Press Release

Fall wildlife foods less abundant – but no famine predicted

Vermont Fish & Wildlife is reporting that several important fall foods for wildlife are less abundant this year. 

“Fish & Wildlife staff routinely survey mast stands around the state in late September and early October, and this year they are finding that beechnut counts are very low, following 2019 when the numbers were some of the highest recorded since 1998,” said State Wildlife Biologist Forrest Hammond.  “They also found little sign of deer, turkey and bear feeding in the beech stands.” 

Hammond said that wild apples and berries are also less abundant than last year, but that in most areas of the state biologists report that acorns are more abundant than most other fall wildlife foods.  He noted that wild turkeys, deer, bear, and grouse are concentrating their feeding more in oak stands this year. 

However, this food shortage is not a predictor of a “dark winter” of famine for Vermont wildlife, Hammond said. 

“There certainly is not going to be a famine for wildlife this autumn as most species are adaptable enough that they can switch to other food types other than beech nuts and apples,” Hammond replied to an inquiry from Vermont Daily. “The fact that there are fairly plentiful amounts of acorns is also a key factor in food availability for many species of wildlife.”  

“The press release message [above], rather than warning of famine, was intended more to let folks know where they might expect to find many species of wildlife this fall and of areas where they probably wouldn’t,” Hammond said. “For instance, I received an email last week from a hunter who had been hunting in southern VT on National Forest lands and couldn’t find any bears or even any sign of them and wanted to know what was going on.

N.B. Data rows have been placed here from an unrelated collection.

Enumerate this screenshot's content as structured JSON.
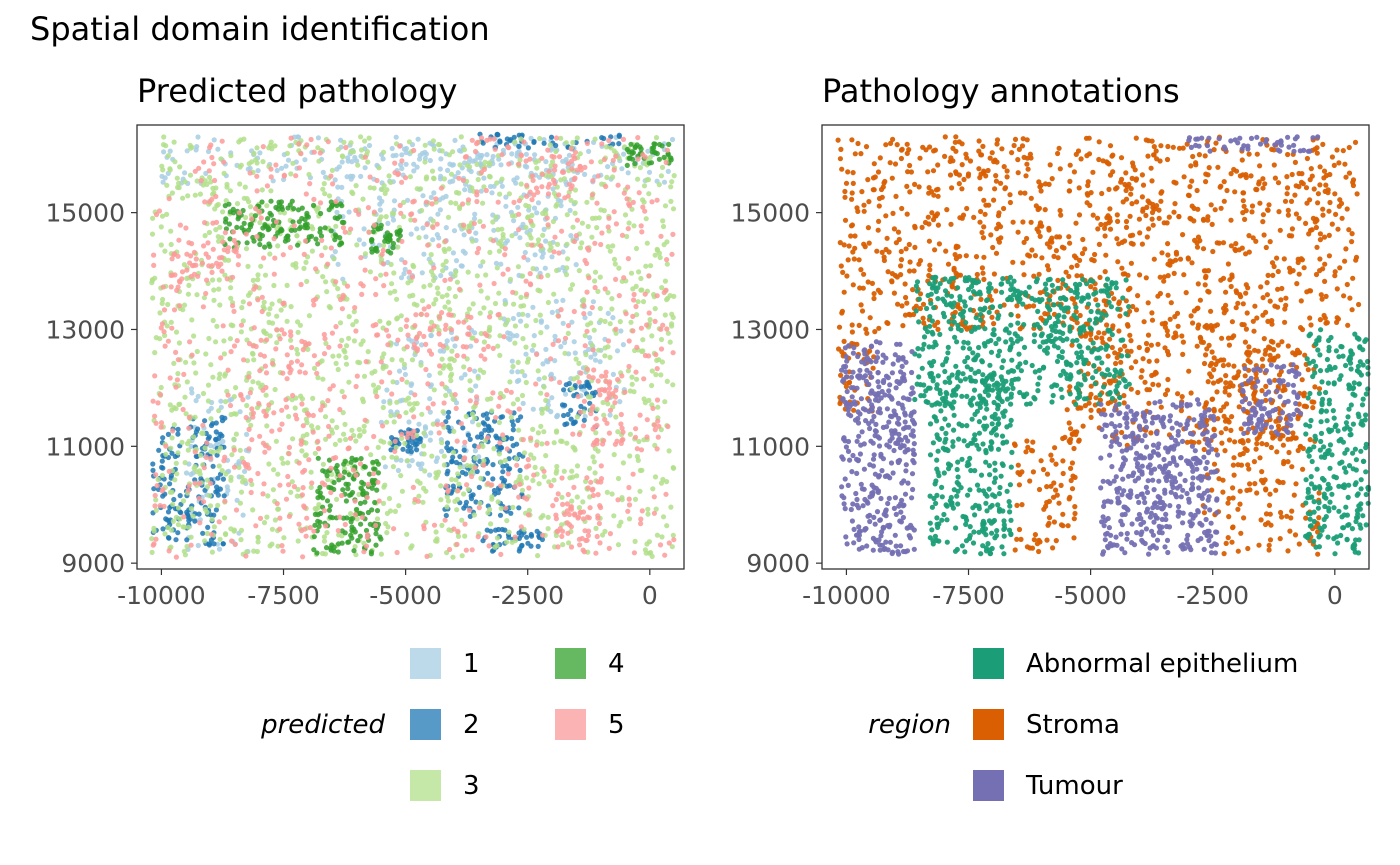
{
  "figure_title": "Spatial domain identification",
  "chart_data": [
    {
      "type": "scatter",
      "title": "Predicted pathology",
      "xlabel": "",
      "ylabel": "",
      "xlim": [
        -10500,
        700
      ],
      "ylim": [
        8900,
        16500
      ],
      "x_ticks": [
        -10000,
        -7500,
        -5000,
        -2500,
        0
      ],
      "x_tick_labels": [
        "-10000",
        "-7500",
        "-5000",
        "-2500",
        "0"
      ],
      "y_ticks": [
        9000,
        11000,
        13000,
        15000
      ],
      "y_tick_labels": [
        "9000",
        "11000",
        "13000",
        "15000"
      ],
      "grid": false,
      "legend_title": "predicted",
      "legend_position": "bottom",
      "legend_entries": [
        {
          "label": "1",
          "color": "#a6cee3"
        },
        {
          "label": "2",
          "color": "#1f78b4"
        },
        {
          "label": "3",
          "color": "#b2df8a"
        },
        {
          "label": "4",
          "color": "#33a02c"
        },
        {
          "label": "5",
          "color": "#fb9a99"
        }
      ],
      "series": [
        {
          "name": "1",
          "color": "#a6cee3",
          "regions": [
            {
              "x": [
                -10200,
                500
              ],
              "y": [
                15500,
                16300
              ]
            },
            {
              "x": [
                -6500,
                -1500
              ],
              "y": [
                13800,
                16200
              ]
            },
            {
              "x": [
                -5500,
                -3500
              ],
              "y": [
                10500,
                13000
              ]
            },
            {
              "x": [
                -9500,
                -8200
              ],
              "y": [
                9200,
                12000
              ]
            },
            {
              "x": [
                -3000,
                -500
              ],
              "y": [
                11500,
                13500
              ]
            }
          ]
        },
        {
          "name": "2",
          "color": "#1f78b4",
          "regions": [
            {
              "x": [
                -9500,
                -8700
              ],
              "y": [
                9300,
                11500
              ]
            },
            {
              "x": [
                -10200,
                -9600
              ],
              "y": [
                9400,
                11300
              ]
            },
            {
              "x": [
                -4200,
                -2600
              ],
              "y": [
                9800,
                11600
              ]
            },
            {
              "x": [
                -3500,
                -2200
              ],
              "y": [
                9200,
                9600
              ]
            },
            {
              "x": [
                -5300,
                -4700
              ],
              "y": [
                10900,
                11300
              ]
            },
            {
              "x": [
                -1800,
                -1100
              ],
              "y": [
                11300,
                12100
              ]
            },
            {
              "x": [
                -3500,
                -500
              ],
              "y": [
                16100,
                16350
              ]
            }
          ]
        },
        {
          "name": "3",
          "color": "#b2df8a",
          "regions": [
            {
              "x": [
                -10200,
                500
              ],
              "y": [
                9100,
                16300
              ]
            }
          ]
        },
        {
          "name": "4",
          "color": "#33a02c",
          "regions": [
            {
              "x": [
                -8700,
                -6200
              ],
              "y": [
                14400,
                15200
              ]
            },
            {
              "x": [
                -6900,
                -5500
              ],
              "y": [
                9150,
                10800
              ]
            },
            {
              "x": [
                -5700,
                -5100
              ],
              "y": [
                14300,
                14800
              ]
            },
            {
              "x": [
                -500,
                500
              ],
              "y": [
                15800,
                16200
              ]
            }
          ]
        },
        {
          "name": "5",
          "color": "#fb9a99",
          "regions": [
            {
              "x": [
                -8400,
                -6600
              ],
              "y": [
                10300,
                13200
              ]
            },
            {
              "x": [
                -1200,
                -500
              ],
              "y": [
                11000,
                12300
              ]
            },
            {
              "x": [
                -9800,
                -8400
              ],
              "y": [
                13800,
                14500
              ]
            },
            {
              "x": [
                -5000,
                -3200
              ],
              "y": [
                12500,
                13300
              ]
            },
            {
              "x": [
                -2700,
                -1400
              ],
              "y": [
                15200,
                16000
              ]
            },
            {
              "x": [
                -2000,
                -1000
              ],
              "y": [
                9300,
                10200
              ]
            },
            {
              "x": [
                -10200,
                500
              ],
              "y": [
                9100,
                16300
              ]
            }
          ]
        }
      ]
    },
    {
      "type": "scatter",
      "title": "Pathology annotations",
      "xlabel": "",
      "ylabel": "",
      "xlim": [
        -10500,
        700
      ],
      "ylim": [
        8900,
        16500
      ],
      "x_ticks": [
        -10000,
        -7500,
        -5000,
        -2500,
        0
      ],
      "x_tick_labels": [
        "-10000",
        "-7500",
        "-5000",
        "-2500",
        "0"
      ],
      "y_ticks": [
        9000,
        11000,
        13000,
        15000
      ],
      "y_tick_labels": [
        "9000",
        "11000",
        "13000",
        "15000"
      ],
      "grid": false,
      "legend_title": "region",
      "legend_position": "bottom",
      "legend_entries": [
        {
          "label": "Abnormal epithelium",
          "color": "#1b9e77"
        },
        {
          "label": "Stroma",
          "color": "#d95f02"
        },
        {
          "label": "Tumour",
          "color": "#7570b3"
        }
      ],
      "series": [
        {
          "name": "Stroma",
          "color": "#d95f02",
          "regions": [
            {
              "x": [
                -10200,
                500
              ],
              "y": [
                13000,
                16300
              ]
            },
            {
              "x": [
                -6600,
                -5300
              ],
              "y": [
                9150,
                11200
              ]
            },
            {
              "x": [
                -2700,
                -300
              ],
              "y": [
                9150,
                12800
              ]
            },
            {
              "x": [
                -10200,
                -9400
              ],
              "y": [
                11600,
                13000
              ]
            },
            {
              "x": [
                -5500,
                -1000
              ],
              "y": [
                11000,
                13200
              ]
            }
          ]
        },
        {
          "name": "Abnormal epithelium",
          "color": "#1b9e77",
          "regions": [
            {
              "x": [
                -8600,
                -4200
              ],
              "y": [
                11700,
                13900
              ]
            },
            {
              "x": [
                -8300,
                -6600
              ],
              "y": [
                9150,
                12200
              ]
            },
            {
              "x": [
                -600,
                700
              ],
              "y": [
                9150,
                13000
              ]
            }
          ]
        },
        {
          "name": "Tumour",
          "color": "#7570b3",
          "regions": [
            {
              "x": [
                -10100,
                -8600
              ],
              "y": [
                9150,
                12800
              ]
            },
            {
              "x": [
                -4800,
                -2400
              ],
              "y": [
                9150,
                11800
              ]
            },
            {
              "x": [
                -1900,
                -700
              ],
              "y": [
                11200,
                12400
              ]
            },
            {
              "x": [
                -3000,
                -300
              ],
              "y": [
                16050,
                16300
              ]
            }
          ]
        }
      ]
    }
  ]
}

I advised him that due to the poor production of beechnuts, mountain ash berries and wild apples that the bears in those areas had either denned up already or had moved to lower elevations to take advantage of a good crop of acorns and that if he was looking for bears,  and even turkeys, that he would have to shift his focus to other areas where there was an oak component to the forest.

“Some species of wildlife would have been much more impacted if there hadn’t been a good acorn crop.  If both beechnuts and acorns had been in short supply, as we have documented in some years in the past, then we would have noticed a drop in both squirrel and chipmunk populations,” Hammond said. “This year, although some foods are lacking, most animals will just switch to feeding on other foods and by doing so will end up being more concentrated where those foods are found.”

Moose hunters 73% successful, herd now safer from ticks

Fish and Wildlife says hunters harvested 40 moose in this year’s regulated moose hunting seasons that were limited to the northeastern corner of the state to reduce the impact of winter ticks on the moose population.

All six of the moose harvested in the October 1-7 archery season were bulls. Twenty-nine of the moose harvested in the October 17-22 regular season were bulls, and five were cows. The overall hunter success rate was 73 percent, with 55 percent success during the archery season and 77 percent in the regular season. 

“The goal of the moose hunt is to improve the health of moose….by reducing the impact of winter ticks,” said Nick Fortin, Vermont Fish and Wildlife’s moose biologist.  “Moose density in [the Northeast Kingdom area where the hunt was held] is more than one moose per square mile, significantly higher than any other part of the state.  Moose densities greater than one per square mile support high numbers of winter ticks which negatively impact moose health and survival.”

Deer season begins November

Hunters are gearing up for the start of Vermont’s traditionally popular 16-day regular deer season that begins Saturday, November 14 and ends Sunday, November 29. 

A hunter may take one legal buck during this season. “The greatest numbers of deer continue to be in the southwestern and northwestern regions of the state,” said Fortin.  “The Green Mountains and Northeast Kingdom offer more of a big woods experience with fewer, but often larger, deer.”